After the war, IBM was able to retrieve its German assets, machines and profits alike with astonishing ease. At the end of 1946, Dehomag was valued at more than 56.6 million Reich Marks ($230m today) with a gross profit of 7.5 million Reich Marks ($30m). Its machines had been salvaged, its profits preserved and its corporate value protected.
The reasons for this were threefold. Firstly, Dehomag’s interests were well looked after by the Nazi policy of custodianship of enemy property. That meant that a custodian was designated by the Reich Economics Ministry to run foreign businesses, so as to keep the companies profitable and productive. Since it was forbidden to transfer money out the country, Dehomag’s profits were kept in the company bank accounts, where they remained frozen during wartime but were easily collected thereafter.
Secondly, the Hollerith technology continued to be used by the Nazis, even after their military fortunes began to change. Since the cards could provide damning evidence of the Nazis’ atrocities, when the Allies advanced and German positions in the occupied territories, the Nazis would destroy them. But they transported the machines out of reach of the advancing armies.

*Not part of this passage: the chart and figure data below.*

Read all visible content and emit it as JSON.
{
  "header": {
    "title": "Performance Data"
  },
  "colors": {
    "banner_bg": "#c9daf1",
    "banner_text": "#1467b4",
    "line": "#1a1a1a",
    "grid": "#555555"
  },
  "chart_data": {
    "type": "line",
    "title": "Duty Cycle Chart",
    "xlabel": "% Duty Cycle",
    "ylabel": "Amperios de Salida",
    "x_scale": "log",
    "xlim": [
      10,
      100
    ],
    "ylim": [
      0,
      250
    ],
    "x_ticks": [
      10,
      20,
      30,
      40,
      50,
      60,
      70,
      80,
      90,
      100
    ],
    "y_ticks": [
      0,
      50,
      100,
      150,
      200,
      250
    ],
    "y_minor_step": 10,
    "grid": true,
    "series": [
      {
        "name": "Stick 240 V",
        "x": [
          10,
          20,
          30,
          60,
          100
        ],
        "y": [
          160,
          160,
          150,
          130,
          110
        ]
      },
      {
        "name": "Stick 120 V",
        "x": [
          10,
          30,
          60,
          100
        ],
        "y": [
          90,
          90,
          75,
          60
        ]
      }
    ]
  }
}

Thirdly, the Allied powers also had an interest in keeping the machines intact. Already in December 1943, the United States government concluded that strategically it should save Hitler’s Hollerith machines because they held the keys to a smooth military occupation of Germany. To this end, all the Allied powers used Dehomag to conduct economic surveys, collect industrial statistics and carry out censuses.
“Dehomag emerged from the Hitler years with relatively little damage and virtually ready to assume business as usual. Hence, when the war ended, IBM New York was able to recapture its problematic but valuable subsidiary, recover its machines, and assimilate all the profits”. (p398) In 1949, Dehomag’s name was changed to IBM Germany.

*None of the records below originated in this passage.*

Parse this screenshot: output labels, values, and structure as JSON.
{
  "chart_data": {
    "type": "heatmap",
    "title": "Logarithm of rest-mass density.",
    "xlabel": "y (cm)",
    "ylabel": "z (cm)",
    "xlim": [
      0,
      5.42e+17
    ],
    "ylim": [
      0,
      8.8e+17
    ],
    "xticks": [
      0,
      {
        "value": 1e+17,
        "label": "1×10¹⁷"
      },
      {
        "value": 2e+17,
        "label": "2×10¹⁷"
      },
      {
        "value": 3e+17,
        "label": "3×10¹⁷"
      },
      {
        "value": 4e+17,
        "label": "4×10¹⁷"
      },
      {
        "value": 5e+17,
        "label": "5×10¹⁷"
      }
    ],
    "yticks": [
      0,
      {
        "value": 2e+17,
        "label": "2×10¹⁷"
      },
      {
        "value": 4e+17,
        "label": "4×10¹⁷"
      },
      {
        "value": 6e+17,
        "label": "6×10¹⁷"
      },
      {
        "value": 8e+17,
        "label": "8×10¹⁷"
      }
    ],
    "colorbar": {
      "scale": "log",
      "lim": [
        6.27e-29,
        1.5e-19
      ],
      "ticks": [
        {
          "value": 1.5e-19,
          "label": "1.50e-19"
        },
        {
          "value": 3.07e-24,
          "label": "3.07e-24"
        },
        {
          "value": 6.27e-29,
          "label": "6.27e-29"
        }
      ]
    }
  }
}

Whilst Black received co-operation from many sources, IBM rebuffed his requests to conduct interviews and denied access to its documents. Black says that since World War II, the company has refused to co-operate with anyone researching its involvement with the Nazi regime. However, he did obtain hundreds of IBM documents via an academic archive.
IBM has attempted to dismiss Black’s allegations, insinuating that they are a type of black propaganda, published as part of a “coordinated campaign” by Holocaust survivors. Publication of “IBM and the Holocaust” coincided with a class-action lawsuit, filed in a New York in February this year, which accuses the company of being an accomplice in the Holocaust, and demands that IBM open its archives and pay compensation. The company continues to deny any responsibility, claiming that its German subsidy was taken over by the Nazis before the war.

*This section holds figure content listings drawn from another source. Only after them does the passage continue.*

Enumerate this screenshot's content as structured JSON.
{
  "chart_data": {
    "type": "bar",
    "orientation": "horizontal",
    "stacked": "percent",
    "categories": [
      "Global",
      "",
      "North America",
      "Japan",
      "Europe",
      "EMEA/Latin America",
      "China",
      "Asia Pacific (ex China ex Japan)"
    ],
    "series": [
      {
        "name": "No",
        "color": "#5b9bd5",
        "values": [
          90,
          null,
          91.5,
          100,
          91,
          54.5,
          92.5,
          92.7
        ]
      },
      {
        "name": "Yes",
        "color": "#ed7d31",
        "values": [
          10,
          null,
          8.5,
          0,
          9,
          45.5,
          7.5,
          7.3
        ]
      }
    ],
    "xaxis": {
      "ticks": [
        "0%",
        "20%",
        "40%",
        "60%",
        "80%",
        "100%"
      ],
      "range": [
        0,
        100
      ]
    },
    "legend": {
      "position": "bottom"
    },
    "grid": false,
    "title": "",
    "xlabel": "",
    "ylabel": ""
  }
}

Black rejects these assertions and shows, moreover, that IBM did not lose administrative control of Dehomag until 1942. “We’ve gone after the men in the camps, we’ve gone after the German companies. The final frontier of Holocaust accountability is the United States,” Black has stated.
I highly recommend the reading of the book. Not because it gives new insights into the political reasons for the establishment of fascism in Germany, Black does not attempt to make such an appraisal, nor does he claim to, largely attributing IBM’s involvement with the Third Reich to the unscrupulous nature of Watson as an individual.
Nevertheless, Black’s research into the involvement of such a major corporation does help in understanding how the Nazis were able to carry through their genocide. In doing so, he sheds more light on the role of international capital in one of the greatest crimes of the 20th century.